天正十五年分納物成*1算用相究*2、払*3之朱印小日記上候て皆済*4也、但此日付以前之朱印小日記有之共、重而の*5さん用ニ相立ましき也、
天正十六
十二月十日*6(朱印)
こにしりうさ*7
(三、2638号)(書き下し文)
天正十五年分納め物成算用相究め、払いの朱印・小日記上げ候て皆済なり、ただしこの日付以前の朱印・小日記これあるとも、重ねての算用に相立てまじきなり、
(大意)
天正15年分の年貢諸役を精算し、朱印状と「小日記」を提出して決算とする。ただし、本日より前に作成した朱印状や「小日記」が新たに見つかったとしても、計算し直すことはない。
短文でかつあまり見ない用語も出るので全体の文意を取りにくいが以下の点は指摘できるだろう。
充所の小西隆佐は行長の父親で、堺奉行に任じられていた堺の豪商である。

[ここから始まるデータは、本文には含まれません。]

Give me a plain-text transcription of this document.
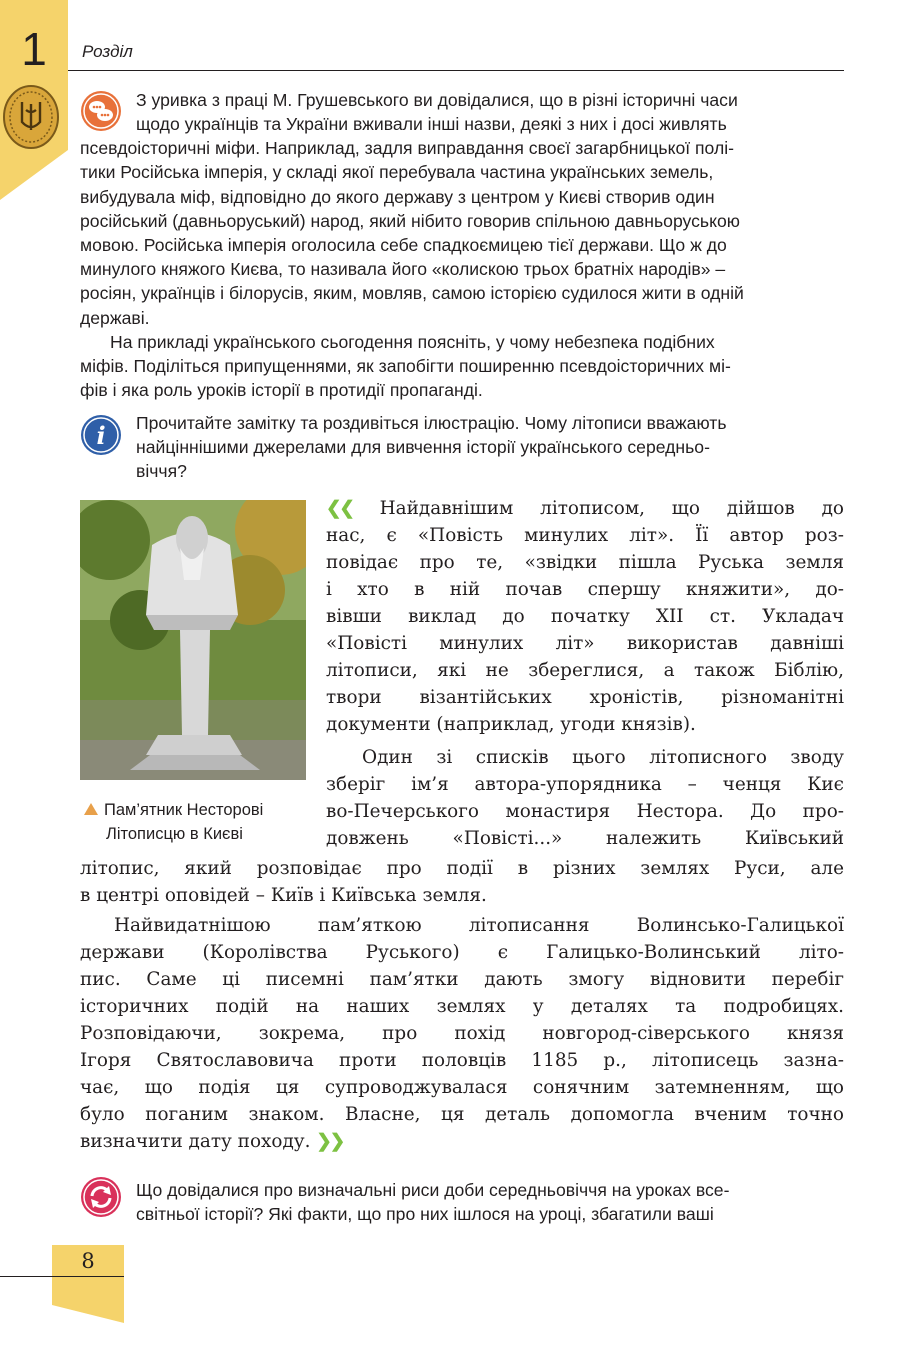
1	Розділ

З уривка з праці М. Грушевського ви довідалися, що в різні історичні часи

щодо українців та України вживали інші назви, деякі з них і досі живлять

псевдоісторичні міфи. Наприклад, задля виправдання своєї загарбницької полі-

тики Російська імперія, у складі якої перебувала частина українських земель,

вибудувала міф, відповідно до якого державу з центром у Києві створив один

російський (давньоруський) народ, який нібито говорив спільною давньоруською

мовою. Російська імперія оголосила себе спадкоємицею тієї держави. Що ж до

минулого княжого Києва, то називала його «колискою трьох братніх народів» –

росіян, українців і білорусів, яким, мовляв, самою історією судилося жити в одній

державі.

На прикладі українського сьогодення поясніть, у чому небезпека подібних

міфів. Поділіться припущеннями, як запобігти поширенню псевдоісторичних мі-

фів і яка роль уроків історії в протидії пропаганді.

i Прочитайте замітку та роздивіться ілюстрацію. Чому літописи вважають

найціннішими джерелами для вивчення історії українського середньо-

віччя?

Пам’ятник Несторові
Літописцю в Києві
❮❮ Найдавнішим літописом, що дійшов до
нас, є «Повість минулих літ». Її автор роз-
повідає про те, «звідки пішла Руська земля
і хто в ній почав спершу княжити», до-
вівши виклад до початку XII ст. Укладач
«Повісті минулих літ» використав давніші
літописи, які не збереглися, а також Біблію,
твори візантійських хроністів, різноманітні
документи (наприклад, угоди князів).
Один зі списків цього літописного зводу
зберіг ім’я автора-упорядника – ченця Киє
во-Печерського монастиря Нестора. До про-
довжень «Повісті...» належить Київський
літопис, який розповідає про події в різних землях Руси, але
в центрі оповідей – Київ і Київська земля.
Найвидатнішою пам’яткою літописання Волинсько-Галицької
держави (Королівства Руського) є Галицько-Волинський літо-
пис. Саме ці писемні пам’ятки дають змогу відновити перебіг
історичних подій на наших землях у деталях та подробицях.
Розповідаючи, зокрема, про похід новгород-сіверського князя
Ігоря Святославовича проти половців 1185 р., літописець зазна-
чає, що подія ця супроводжувалася сонячним затемненням, що
було поганим знаком. Власне, ця деталь допомогла вченим точно
визначити дату походу. ❯❯

Що довідалися про визначальні риси доби середньовіччя на уроках все-

світньої історії? Які факти, що про них ішлося на уроці, збагатили ваші

8
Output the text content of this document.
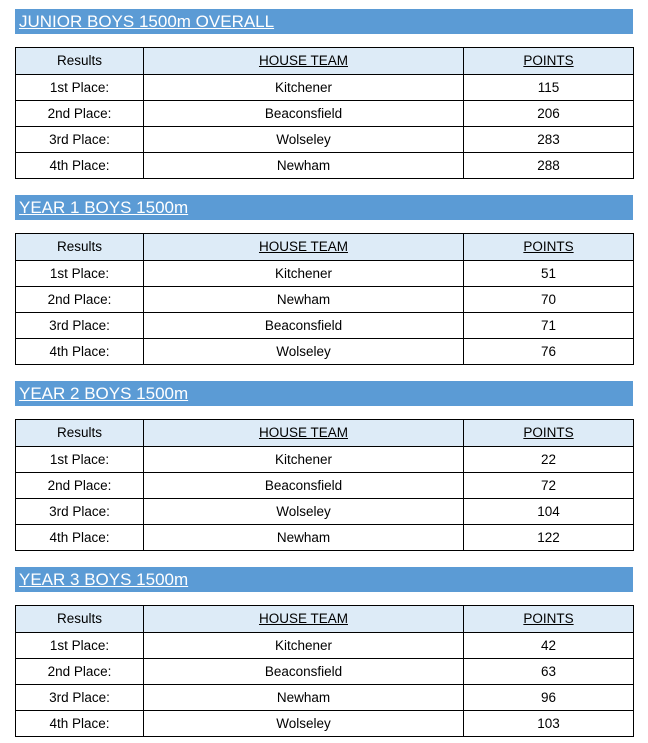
JUNIOR BOYS 1500m OVERALL
Results	HOUSE TEAM	POINTS
1st Place:	Kitchener	115
2nd Place:	Beaconsfield	206
3rd Place:	Wolseley	283
4th Place:	Newham	288
YEAR 1 BOYS 1500m
Results	HOUSE TEAM	POINTS
1st Place:	Kitchener	51
2nd Place:	Newham	70
3rd Place:	Beaconsfield	71
4th Place:	Wolseley	76
YEAR 2 BOYS 1500m
Results	HOUSE TEAM	POINTS
1st Place:	Kitchener	22
2nd Place:	Beaconsfield	72
3rd Place:	Wolseley	104
4th Place:	Newham	122
YEAR 3 BOYS 1500m
Results	HOUSE TEAM	POINTS
1st Place:	Kitchener	42
2nd Place:	Beaconsfield	63
3rd Place:	Newham	96
4th Place:	Wolseley	103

すなわち豊臣政権によく見られる豪商出身代官が豊臣政権の財務を担っていたことである。
天正16年末に前年15年分の会計を締め、そのさい朱印状と「小日記」と呼ばれる帳簿に付けていたようだ。これらはいずれも残されていない。大坂落城の際に灰燼に帰したのであろう。
また新たに証文などが見つかったとしても、再計算はしないとする。ただし翌年計上する可能性もあるので、「見なかったことにしていた」とは断言できない。